During tax filing season, there is an increase in tax scams that criminals use to get your valuable personal information.
On example, involves a phone call with someone impersonating the IRS. The caller uses a fake IRS identification number and will tell the victim they owe money that needs to be paid immediately. They will threaten with suspension of a license or arrest. If the victim doesn’t answer the call initially, the caller may leave a voicemail saying it’s urgent and to call back immediately.
Another scam involves receiving an email from the IRS asking you to provide more personal information in order to get your tax refund. The IRS does not initiate contact with a taxpayer by email, text message, or social media. If someone contacts you on one of these platforms claiming to be the IRS, it is likely a scam.
If you receive communication like above, hang up the phone or delete the email without providing any personal information. If you are unsure you are being scammed, tell the caller you will call them back. Then contact the IRS on your own to double check the information you were provided.

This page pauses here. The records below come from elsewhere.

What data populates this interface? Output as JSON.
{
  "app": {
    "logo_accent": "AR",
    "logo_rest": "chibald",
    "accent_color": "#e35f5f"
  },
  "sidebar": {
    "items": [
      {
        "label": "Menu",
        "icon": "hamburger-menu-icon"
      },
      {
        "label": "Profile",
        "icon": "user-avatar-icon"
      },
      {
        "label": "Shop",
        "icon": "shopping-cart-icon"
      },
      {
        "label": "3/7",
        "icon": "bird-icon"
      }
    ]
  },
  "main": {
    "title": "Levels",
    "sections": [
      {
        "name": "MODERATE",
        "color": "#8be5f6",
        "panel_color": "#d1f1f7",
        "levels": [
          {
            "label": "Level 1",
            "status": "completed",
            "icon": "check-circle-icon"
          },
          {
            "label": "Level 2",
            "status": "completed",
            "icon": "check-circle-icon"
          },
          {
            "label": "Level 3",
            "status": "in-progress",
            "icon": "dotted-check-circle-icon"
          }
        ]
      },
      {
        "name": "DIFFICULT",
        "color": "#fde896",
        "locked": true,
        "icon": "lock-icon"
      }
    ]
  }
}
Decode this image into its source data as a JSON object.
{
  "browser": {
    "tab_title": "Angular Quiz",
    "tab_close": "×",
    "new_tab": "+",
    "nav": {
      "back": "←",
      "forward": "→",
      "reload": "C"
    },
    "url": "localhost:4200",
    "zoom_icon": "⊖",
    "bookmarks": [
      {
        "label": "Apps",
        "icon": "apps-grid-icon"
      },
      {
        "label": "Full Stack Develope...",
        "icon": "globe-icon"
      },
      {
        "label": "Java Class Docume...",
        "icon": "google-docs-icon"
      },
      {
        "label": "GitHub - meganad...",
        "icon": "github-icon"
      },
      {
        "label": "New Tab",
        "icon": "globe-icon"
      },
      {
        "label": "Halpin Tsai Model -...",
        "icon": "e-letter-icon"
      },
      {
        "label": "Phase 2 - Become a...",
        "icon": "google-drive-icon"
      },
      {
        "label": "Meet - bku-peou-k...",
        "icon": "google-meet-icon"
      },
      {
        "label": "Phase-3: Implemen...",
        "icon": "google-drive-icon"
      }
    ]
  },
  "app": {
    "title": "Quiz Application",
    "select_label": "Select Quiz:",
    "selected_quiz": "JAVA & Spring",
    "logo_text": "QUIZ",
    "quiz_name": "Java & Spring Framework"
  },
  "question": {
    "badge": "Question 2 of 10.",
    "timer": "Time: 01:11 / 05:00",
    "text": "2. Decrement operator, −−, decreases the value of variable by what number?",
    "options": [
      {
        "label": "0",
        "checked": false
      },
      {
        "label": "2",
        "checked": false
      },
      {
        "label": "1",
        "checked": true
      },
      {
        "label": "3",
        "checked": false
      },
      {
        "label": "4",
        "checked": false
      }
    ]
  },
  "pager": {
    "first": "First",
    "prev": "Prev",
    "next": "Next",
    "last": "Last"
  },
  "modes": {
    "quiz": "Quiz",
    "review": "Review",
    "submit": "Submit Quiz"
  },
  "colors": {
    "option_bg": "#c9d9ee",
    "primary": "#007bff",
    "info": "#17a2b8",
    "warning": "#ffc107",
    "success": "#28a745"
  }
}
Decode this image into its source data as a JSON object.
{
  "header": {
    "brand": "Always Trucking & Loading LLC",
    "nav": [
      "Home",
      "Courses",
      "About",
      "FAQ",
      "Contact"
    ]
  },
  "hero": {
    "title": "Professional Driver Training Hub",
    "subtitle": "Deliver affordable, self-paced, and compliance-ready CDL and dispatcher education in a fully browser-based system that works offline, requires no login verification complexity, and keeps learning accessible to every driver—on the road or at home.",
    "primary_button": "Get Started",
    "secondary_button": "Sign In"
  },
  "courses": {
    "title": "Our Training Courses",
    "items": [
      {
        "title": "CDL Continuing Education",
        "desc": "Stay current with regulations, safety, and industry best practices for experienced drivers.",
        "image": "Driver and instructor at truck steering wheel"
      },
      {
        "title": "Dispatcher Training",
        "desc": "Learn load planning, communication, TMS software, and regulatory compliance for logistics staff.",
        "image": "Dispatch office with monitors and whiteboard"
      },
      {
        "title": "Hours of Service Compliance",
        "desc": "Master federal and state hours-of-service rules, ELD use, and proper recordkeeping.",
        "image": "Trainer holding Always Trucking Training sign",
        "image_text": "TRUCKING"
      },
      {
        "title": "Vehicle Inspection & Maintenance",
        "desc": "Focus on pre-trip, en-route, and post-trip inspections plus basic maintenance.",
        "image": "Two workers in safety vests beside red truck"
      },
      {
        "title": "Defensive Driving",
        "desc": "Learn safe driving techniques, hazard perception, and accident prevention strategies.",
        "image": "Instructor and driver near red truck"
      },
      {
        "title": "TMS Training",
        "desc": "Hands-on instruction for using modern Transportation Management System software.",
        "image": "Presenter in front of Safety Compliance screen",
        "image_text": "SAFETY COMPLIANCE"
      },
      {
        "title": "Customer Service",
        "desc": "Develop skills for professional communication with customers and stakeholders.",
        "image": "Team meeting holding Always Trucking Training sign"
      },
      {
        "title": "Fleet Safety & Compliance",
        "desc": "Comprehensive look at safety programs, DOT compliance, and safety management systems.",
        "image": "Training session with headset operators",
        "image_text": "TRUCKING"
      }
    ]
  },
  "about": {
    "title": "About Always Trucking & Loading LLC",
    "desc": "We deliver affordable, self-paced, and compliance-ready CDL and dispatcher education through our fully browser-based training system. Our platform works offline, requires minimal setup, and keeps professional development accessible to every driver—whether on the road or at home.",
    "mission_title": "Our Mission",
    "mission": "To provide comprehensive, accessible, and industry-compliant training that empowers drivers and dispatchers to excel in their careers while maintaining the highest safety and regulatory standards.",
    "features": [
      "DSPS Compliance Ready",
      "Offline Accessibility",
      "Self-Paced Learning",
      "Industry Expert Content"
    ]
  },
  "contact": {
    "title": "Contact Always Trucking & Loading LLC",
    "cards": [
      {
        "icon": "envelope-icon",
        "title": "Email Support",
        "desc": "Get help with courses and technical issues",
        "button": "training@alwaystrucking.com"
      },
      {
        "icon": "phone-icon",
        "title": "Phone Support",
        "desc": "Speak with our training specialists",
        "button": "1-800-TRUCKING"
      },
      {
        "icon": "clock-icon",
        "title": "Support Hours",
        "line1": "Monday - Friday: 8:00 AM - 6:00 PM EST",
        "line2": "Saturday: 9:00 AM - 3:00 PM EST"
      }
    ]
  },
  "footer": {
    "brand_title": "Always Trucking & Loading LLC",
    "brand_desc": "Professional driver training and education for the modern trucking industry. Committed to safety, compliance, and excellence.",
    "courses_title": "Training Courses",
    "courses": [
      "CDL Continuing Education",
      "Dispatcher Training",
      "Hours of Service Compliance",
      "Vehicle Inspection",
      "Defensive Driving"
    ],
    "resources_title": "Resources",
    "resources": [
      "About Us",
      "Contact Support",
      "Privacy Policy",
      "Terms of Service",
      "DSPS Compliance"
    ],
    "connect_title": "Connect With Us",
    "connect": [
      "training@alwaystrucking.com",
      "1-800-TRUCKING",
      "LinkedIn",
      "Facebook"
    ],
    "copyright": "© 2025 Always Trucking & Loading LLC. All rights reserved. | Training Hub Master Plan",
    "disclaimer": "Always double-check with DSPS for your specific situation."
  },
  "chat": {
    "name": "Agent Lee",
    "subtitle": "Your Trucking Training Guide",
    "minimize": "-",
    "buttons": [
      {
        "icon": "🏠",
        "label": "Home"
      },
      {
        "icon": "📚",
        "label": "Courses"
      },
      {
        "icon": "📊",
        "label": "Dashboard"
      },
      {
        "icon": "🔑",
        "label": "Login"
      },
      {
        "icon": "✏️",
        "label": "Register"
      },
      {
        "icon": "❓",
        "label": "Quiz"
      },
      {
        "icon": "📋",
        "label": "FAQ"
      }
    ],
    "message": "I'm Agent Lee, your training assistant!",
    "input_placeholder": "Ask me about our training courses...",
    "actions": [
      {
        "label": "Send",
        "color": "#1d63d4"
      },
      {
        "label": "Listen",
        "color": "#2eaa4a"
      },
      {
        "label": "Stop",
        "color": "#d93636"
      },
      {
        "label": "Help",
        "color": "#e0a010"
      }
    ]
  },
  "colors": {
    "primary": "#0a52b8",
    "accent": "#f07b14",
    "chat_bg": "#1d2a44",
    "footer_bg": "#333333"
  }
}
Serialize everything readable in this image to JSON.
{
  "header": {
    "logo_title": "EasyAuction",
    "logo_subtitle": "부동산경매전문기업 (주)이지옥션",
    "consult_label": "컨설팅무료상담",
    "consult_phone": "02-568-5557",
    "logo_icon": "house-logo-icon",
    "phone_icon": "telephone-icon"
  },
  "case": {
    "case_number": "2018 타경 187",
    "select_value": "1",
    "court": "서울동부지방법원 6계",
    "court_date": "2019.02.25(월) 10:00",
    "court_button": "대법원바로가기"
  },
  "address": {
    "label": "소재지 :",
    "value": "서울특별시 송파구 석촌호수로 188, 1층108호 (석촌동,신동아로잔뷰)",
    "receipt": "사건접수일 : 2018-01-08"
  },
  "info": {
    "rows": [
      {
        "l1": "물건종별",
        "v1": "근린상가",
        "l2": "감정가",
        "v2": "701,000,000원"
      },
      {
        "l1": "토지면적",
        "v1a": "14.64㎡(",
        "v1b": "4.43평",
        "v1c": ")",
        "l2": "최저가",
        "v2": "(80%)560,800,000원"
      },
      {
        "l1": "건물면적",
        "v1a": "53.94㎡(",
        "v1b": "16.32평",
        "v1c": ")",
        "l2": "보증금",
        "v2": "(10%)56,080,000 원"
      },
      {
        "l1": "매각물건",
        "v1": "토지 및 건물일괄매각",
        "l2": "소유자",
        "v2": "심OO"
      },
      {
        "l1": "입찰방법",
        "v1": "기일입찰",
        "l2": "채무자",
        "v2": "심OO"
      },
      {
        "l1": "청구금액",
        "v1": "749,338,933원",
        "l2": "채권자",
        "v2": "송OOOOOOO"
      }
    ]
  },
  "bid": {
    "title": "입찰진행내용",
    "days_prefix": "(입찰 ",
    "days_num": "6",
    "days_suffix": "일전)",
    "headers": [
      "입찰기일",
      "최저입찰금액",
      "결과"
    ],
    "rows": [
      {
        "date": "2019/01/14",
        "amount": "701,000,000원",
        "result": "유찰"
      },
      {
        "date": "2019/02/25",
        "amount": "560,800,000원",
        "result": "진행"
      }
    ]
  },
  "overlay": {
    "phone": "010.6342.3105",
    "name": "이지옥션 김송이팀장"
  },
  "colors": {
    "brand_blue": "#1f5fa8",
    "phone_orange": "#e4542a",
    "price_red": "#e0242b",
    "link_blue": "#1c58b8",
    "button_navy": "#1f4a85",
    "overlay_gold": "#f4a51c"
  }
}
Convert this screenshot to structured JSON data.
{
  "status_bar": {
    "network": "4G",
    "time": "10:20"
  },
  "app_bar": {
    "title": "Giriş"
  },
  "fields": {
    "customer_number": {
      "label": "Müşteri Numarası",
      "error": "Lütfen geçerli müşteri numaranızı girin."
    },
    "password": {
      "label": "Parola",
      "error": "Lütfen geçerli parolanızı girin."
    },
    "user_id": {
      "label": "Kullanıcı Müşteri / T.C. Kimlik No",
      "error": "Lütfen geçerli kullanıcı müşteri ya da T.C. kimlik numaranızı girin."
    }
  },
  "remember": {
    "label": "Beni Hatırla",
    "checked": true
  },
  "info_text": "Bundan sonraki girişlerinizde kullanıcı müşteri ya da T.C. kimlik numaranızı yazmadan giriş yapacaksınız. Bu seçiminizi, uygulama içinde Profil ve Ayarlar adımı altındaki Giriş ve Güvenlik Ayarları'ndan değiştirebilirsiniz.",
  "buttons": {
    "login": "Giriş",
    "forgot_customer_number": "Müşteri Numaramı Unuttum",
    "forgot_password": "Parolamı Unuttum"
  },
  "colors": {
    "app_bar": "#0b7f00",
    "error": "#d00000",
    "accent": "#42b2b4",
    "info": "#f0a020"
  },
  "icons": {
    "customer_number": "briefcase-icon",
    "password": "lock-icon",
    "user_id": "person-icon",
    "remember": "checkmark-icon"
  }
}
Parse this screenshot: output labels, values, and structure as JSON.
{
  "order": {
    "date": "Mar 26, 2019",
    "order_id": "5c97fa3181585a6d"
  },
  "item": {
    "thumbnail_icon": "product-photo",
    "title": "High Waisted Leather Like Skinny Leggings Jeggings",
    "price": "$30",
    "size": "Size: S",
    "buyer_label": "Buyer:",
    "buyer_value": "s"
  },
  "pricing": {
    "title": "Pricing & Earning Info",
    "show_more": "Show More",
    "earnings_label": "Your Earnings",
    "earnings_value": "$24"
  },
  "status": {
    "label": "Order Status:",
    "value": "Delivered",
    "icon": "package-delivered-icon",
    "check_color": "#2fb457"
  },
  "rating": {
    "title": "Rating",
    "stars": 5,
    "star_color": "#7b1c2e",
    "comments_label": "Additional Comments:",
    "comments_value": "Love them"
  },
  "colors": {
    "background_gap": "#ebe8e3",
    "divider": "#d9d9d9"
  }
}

It is important to note the IRS will never:
- asks for credit or debit card information over the phone
- demand payment without giving you the chance to appeal or question the amount owed
- call taxpayers to demand an immediate payment in a specific way, such as a prepaid gift card or wire transfer
- threaten to bring in other law enforcement groups if you do not pay
You can report scams to Treasury Inspector General for Tax Administration, using the IRS Impersonation Scam Reporting form, or by calling 800-366-4484. Federal Trade Commission, using the FTC Complaint Assistant on FTC.gov, being sure to include “IRS Telephone Scam” in the notes.